I'm trying to understand how Haskell list comprehensions work "under the hood" in regards to pattern matching. The following ghci output illustrates my point:

Prelude> let myList = [Just 1, Just 2, Nothing, Just 3]
Prelude> let xs = [x | Just x <- myList]
Prelude> xs
[1,2,3]
Prelude>

As you can see, it is able to skip the "Nothing" and select only the "Just" values. I understand that List is a monad, defined as (source from Real World Haskell, ch. 14):

instance Monad [] where
    return x = [x]
    xs >>= f = concat (map f xs)
    xs >> f = concat (map (\_ -> f) xs)
    fail _ = []

Therefore, a list comprehension basically builds a singleton list for every element selected in the list comprehension and concatenates them. If a pattern match fails at some step, the result of the "fail" function is used instead. In other words, the "Just x" pattern doesn't match so [] is used as a placeholder until 'concat' is called. That explains why the "Nothing" appears to be skipped.

What I don't understand is, how does Haskell know to call the "fail" function? Is it "compiler magic", or functionality that you can write yourself in Haskell? Is it possible to write the following "select" function to work the same way as a list comprehension?

select :: (a -> b) -> [a] -> [b]
select (Just x -> x) myList       -- how to prevent the lambda from raising an error?
[1,2,3]

回答1:

While implemenatations of Haskell might not do it directly like this internally, it is helpful to think about it this way :)

[x | Just x <- myList]

... becomes:

do
    Just x <- myList
    return x

... which is:

myList >>= \(Just x) -> return x

As to your question:

What I don't understand is, how does Haskell know to call the "fail" function?

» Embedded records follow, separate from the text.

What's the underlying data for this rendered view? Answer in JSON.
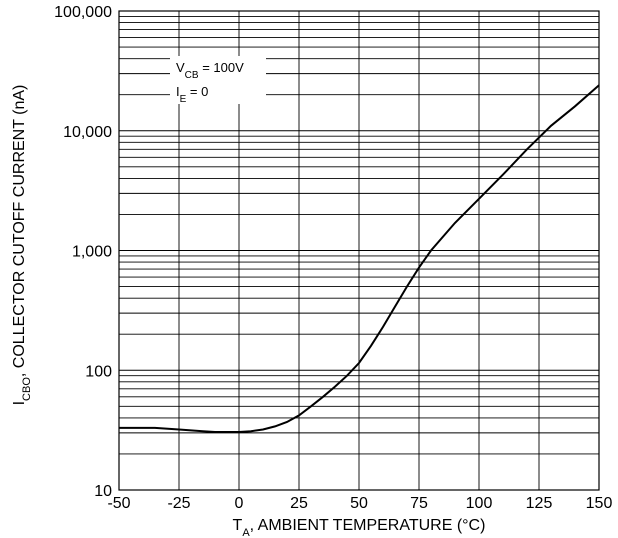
{
  "chart_data": {
    "type": "line",
    "title": "",
    "xlabel": {
      "main": "T",
      "sub": "A",
      "rest": ", AMBIENT TEMPERATURE (°C)"
    },
    "ylabel": {
      "main": "I",
      "sub": "CBO",
      "rest": ", COLLECTOR CUTOFF CURRENT (nA)"
    },
    "xlim": [
      -50,
      150
    ],
    "ylim": [
      10,
      100000
    ],
    "yscale": "log",
    "grid": true,
    "x_ticks": [
      -50,
      -25,
      0,
      25,
      50,
      75,
      100,
      125,
      150
    ],
    "x_tick_labels": [
      "-50",
      "-25",
      "0",
      "25",
      "50",
      "75",
      "100",
      "125",
      "150"
    ],
    "y_ticks": [
      10,
      100,
      1000,
      10000,
      100000
    ],
    "y_tick_labels": [
      "10",
      "100",
      "1,000",
      "10,000",
      "100,000"
    ],
    "annotations": [
      {
        "main": "V",
        "sub": "CB",
        "rest": " = 100V"
      },
      {
        "main": "I",
        "sub": "E",
        "rest": " = 0"
      }
    ],
    "series": [
      {
        "x": [
          -50,
          -35,
          -25,
          -15,
          -10,
          -5,
          0,
          5,
          10,
          15,
          20,
          25,
          30,
          35,
          40,
          45,
          50,
          55,
          60,
          65,
          70,
          75,
          80,
          90,
          100,
          110,
          120,
          130,
          140,
          150
        ],
        "y": [
          33,
          33,
          32,
          31,
          30.5,
          30.5,
          30.5,
          31,
          32,
          34,
          37,
          42,
          50,
          60,
          73,
          90,
          115,
          160,
          230,
          340,
          500,
          720,
          1000,
          1700,
          2700,
          4300,
          7000,
          11000,
          16000,
          24000
        ]
      }
    ]
  }
}
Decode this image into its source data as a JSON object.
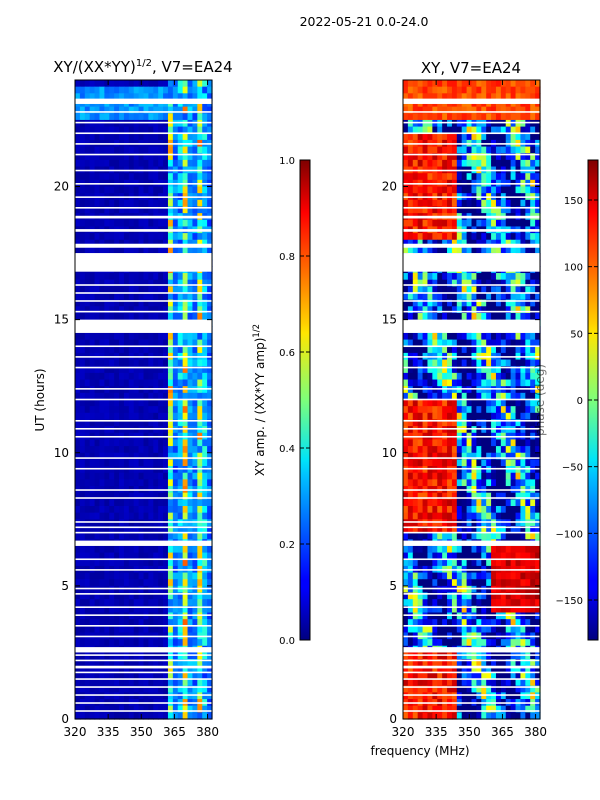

In do-notation, if a pattern binding fails (i.e. the Just x), then the fail method is called. For the above example, it would look something like this:

myList >>= \temp -> case temp of
    (Just x) -> return x
    _        -> fail "..."

So, every time you have a pattern-match in a monadic context that may fail, Haskell inserts a call to fail. Try it out with IO:

main = do
    (1,x) <- return (0,2)
    print x -- x would be 2, but the pattern match fails


回答2:

The rule for desugaring a list comprehension requires an expression of the form [ e | p <- l ] (where e is an expression, p a pattern, and l a list expression) behave like

let ok p = [e]
    ok _ = []
in concatMap ok l

Previous versions of Haskell had monad comprehensions, which were removed from the language because they were hard to read and redundant with the do-notation. (List comprehensions are redundant, too, but they aren't so hard to read.) I think desugaring [ e | p <- l ] as a monad (or, to be precise, as a monad with zero) would yield something like

let ok p = return e
    ok _ = mzero
in l >>= ok

where mzero is from the MonadPlus class. This is very close to

do { p <- l; return e }

which desugars to

let ok p = return e
    ok _ = fail "..."
in l >>= ok

When we take the List Monad, we have

return e = [e]
mzero = fail _ = []
(>>=) = flip concatMap

I.e., the 3 approaches (list comprehensions, monad comprehensions, do expressions) are equivalent for lists.



回答3:

I don't think the list comprehension syntax has much to do with the fact that List ([]), or Maybe for that matter, happens to be an instance of the Monad type class.

List comprehensions are indeed compiler magic or syntax sugar, but that's possible because the compiler knows the structure of the [] data type.

Here's what the list comprehension is compiled to: (Well, I think, I didn't actually check it against the GHC)

xs = let f = \xs -> case xs of
                      Just x -> [x]
                      _      -> []
     in concatMap f myList

As you can see, the compiler doesn't have to call the fail function, it can simply inline a empty list, because it knows what a list is.


Interestingly, this fact that the list comprehensions syntax 'skips' pattern match failures is used in some libraries to do generic programming. See the example in the Uniplate library.


Edit: Oh, and to answer your question, you can't call your select function with the lambda you gave it. It will indeed fail on a pattern match failure if you call it with an Nothing value.

You could pass it the f function from the code above, but than select would have the type:

select :: (a -> [b]) -> [a] -> [b]

which is perfectly fine, you can use the concatMap function internally :-)

Also, that new select now has the type of the monadic bind operator for lists (with its arguments flipped):

(>>=) :: [a] -> (a -> [b]) -> [b]
xs >>= f = concatMap f xs -- 'or as you said: concat (map f xs)